After she prepared a light meal, he said,

"Sharon, I know you just got home, but do you want to go for a walk around the neighborhood? Just a short one around the block and by the junior high school."

Sharon looked up and replied, "You must have read my mind. I need to get out. Sitting in that office all day, just to come home and sit again, isn't fun. Yeah, let's go for a stroll. It would do both of us good." She leaned over and kissed him on the lips.

He watched as Sharon slipped a couple of water bottles and two small bags of Ranch Doritos into the pouch on the side of his wheelchair. He knew they wouldn't be gone that long, but Sharon had discovered, after some time, that she needed to be prepared for the unexpected.

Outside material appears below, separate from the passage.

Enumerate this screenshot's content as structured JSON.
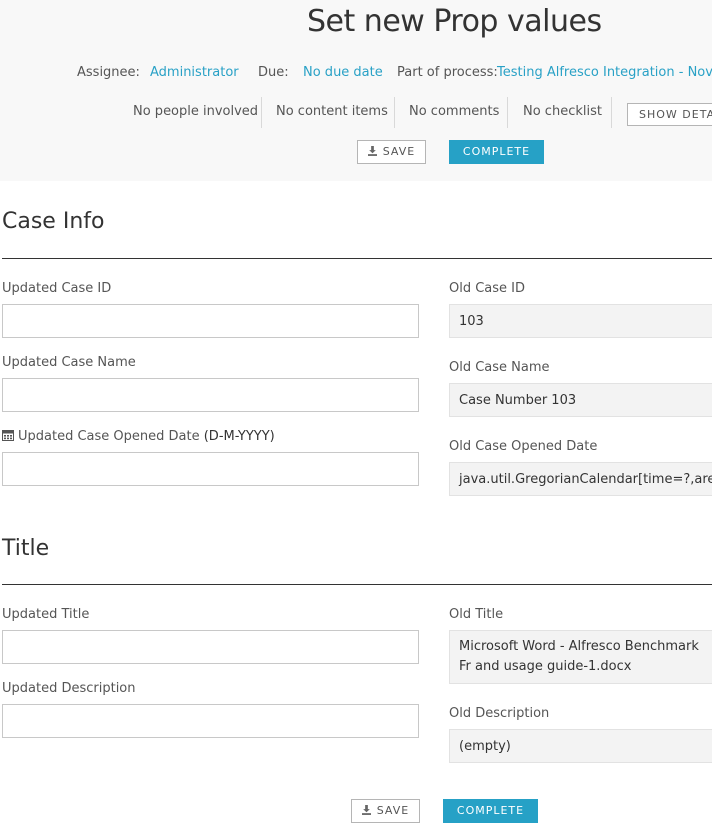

He heard her footsteps following him down the ramp in front of the house after she locked the door, so he paused and waited for her to reach his side. They always walked hand-in-hand ever since they started dating, but now, he appreciated having her just walk next to him.

The sun felt good on his face and shoulders, and the soft buzz from his wheelchair didn't interfere with the quiet within the neighborhood. She'd gotten off early from work today, so traffic was light and all the kids were still in school.

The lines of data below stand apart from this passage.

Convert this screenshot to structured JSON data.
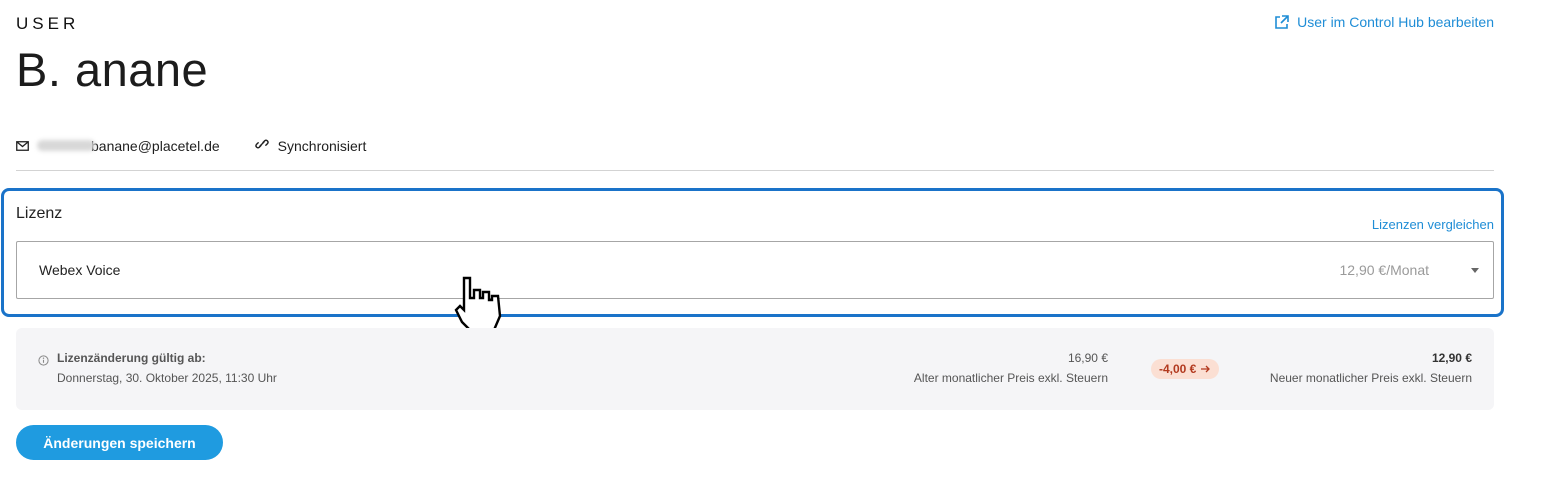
{
  "header": {
    "section_label": "USER",
    "user_name": "B. anane",
    "edit_link_label": "User im Control Hub bearbeiten"
  },
  "meta": {
    "email_visible_part": "banane@placetel.de",
    "sync_label": "Synchronisiert"
  },
  "license": {
    "title": "Lizenz",
    "compare_link": "Lizenzen vergleichen",
    "selected_value": "Webex Voice",
    "selected_price": "12,90 €/Monat"
  },
  "change_info": {
    "heading": "Lizenzänderung gültig ab:",
    "date": "Donnerstag, 30. Oktober 2025, 11:30 Uhr",
    "old_price": "16,90 €",
    "old_caption": "Alter monatlicher Preis exkl. Steuern",
    "difference": "-4,00 €",
    "new_price": "12,90 €",
    "new_caption": "Neuer monatlicher Preis exkl. Steuern"
  },
  "actions": {
    "save_label": "Änderungen speichern"
  },
  "colors": {
    "accent": "#1f8dd6",
    "focus_border": "#1a73c9",
    "button": "#1f9be0",
    "badge_bg": "#fbdfd3",
    "badge_text": "#b2391e"
  },
  "icons": [
    "external-link-icon",
    "mail-icon",
    "link-icon",
    "info-icon",
    "arrow-right-icon",
    "chevron-down-icon",
    "hand-pointer-icon"
  ]
}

They engaged in light banter about the green lawns of the neighborhood, the homes where their neighbors stayed, and about what they would do this spring. He felt comfortable with her, and thoughts of his disability faded.

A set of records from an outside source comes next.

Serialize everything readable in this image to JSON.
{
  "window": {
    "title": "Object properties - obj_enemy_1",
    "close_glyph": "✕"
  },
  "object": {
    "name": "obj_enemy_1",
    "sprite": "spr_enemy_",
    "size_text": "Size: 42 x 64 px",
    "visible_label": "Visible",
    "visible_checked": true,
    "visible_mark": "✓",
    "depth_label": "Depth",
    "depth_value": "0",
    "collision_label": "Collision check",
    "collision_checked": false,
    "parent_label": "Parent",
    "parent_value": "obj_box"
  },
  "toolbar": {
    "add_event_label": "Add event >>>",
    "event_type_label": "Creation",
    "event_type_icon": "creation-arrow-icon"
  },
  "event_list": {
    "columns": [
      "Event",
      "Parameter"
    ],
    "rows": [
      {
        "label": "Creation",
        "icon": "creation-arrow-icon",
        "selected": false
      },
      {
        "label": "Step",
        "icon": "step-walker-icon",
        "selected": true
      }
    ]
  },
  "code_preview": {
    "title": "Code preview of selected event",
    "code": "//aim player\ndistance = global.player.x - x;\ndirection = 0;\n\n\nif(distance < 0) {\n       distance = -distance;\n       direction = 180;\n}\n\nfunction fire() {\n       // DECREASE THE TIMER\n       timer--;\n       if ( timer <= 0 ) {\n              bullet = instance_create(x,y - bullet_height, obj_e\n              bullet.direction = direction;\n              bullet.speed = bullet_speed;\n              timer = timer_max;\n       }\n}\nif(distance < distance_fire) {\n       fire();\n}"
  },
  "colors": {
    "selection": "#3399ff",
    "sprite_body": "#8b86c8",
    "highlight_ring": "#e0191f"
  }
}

They turned the corner and approached the junior high school with the wrought-iron fence around it. No one lingered outside, and it could have passed as abandoned. The school reminded him of stories about cutting classes while he attended junior high, and Sharon teased him about it.

A faint scream caught Cliff's ear. He tilted his head. There were more screams, but still faint. "Do you hear that, Sharon?"

"Yeah. Where is it coming from?"

"I don't know." They stopped and listened while scanning the area. The two sets of double doors in front of the school burst open, and kids poured through them, scattering in all directions as they screamed. "What the hell is happening in there?"

"I don't know, but let's get out of here," Sharon said, her voice expressing her shock.

Cliff pushed on the chair's knob to go forward. It inched forward and stopped. He pushed and pushed and pushed. Nothing.

"Dammit! I didn't charge this damn thing, Sharon."

"Shit! Okay, I'll try to push you."

The chair barely moved as he heard her grunts, and he realized he'd really become a burden. She was never supposed to be pushing his heavy chair. Why didn't he remember to charge it? He could hear her heavy breathing along with the screams from the children. But another sound caught his ear. A sound that he hoped he'd never hear again.

He looked over at the school doors. A lone kid, with stringy hair, hustled down the front stairs carrying a rifle, aiming, pointing, and pulling the trigger. The kids who he targeted dropped. Cliff craved to do something. He'd been trained for something like this, but his body refused to work.

He kept his eye on the shooter as sirens closed in. Then his eyes grew as the nose of the rifle stared directly at him. He heard the shot.

His wife screamed.

The wheelchair stopped its forward motion, and the sound of a thud behind him caused him to gasp. He twisted his body as much as he could. There lay Sharon, her shoulder stained bright red.

"Sharon! Sharon! Say something!"

She moaned then said, "Cliff, it hurts. It hurts so much! Baby, it hurts so much!" He watched her tears run across the bridge of her nose. As the blood stain spread over her clothing, he swiveled his head to locate the shooter. The sound of the sirens were nearly upon him. Cliff watched the shooter take aim at him again, and he squeezed his eyes tight.

Multiple shots sliced through the neighborhood.

When he opened his eyes, the shooter was down. He couldn't believe another war zone appeared in his own neighborhood, but quickly his attention returned to his injured wife. He turned back and saw her crying, which was something he hoped he'd see, instead of her lying still.

"Help! Somebody help us! Please help us!" he shouted.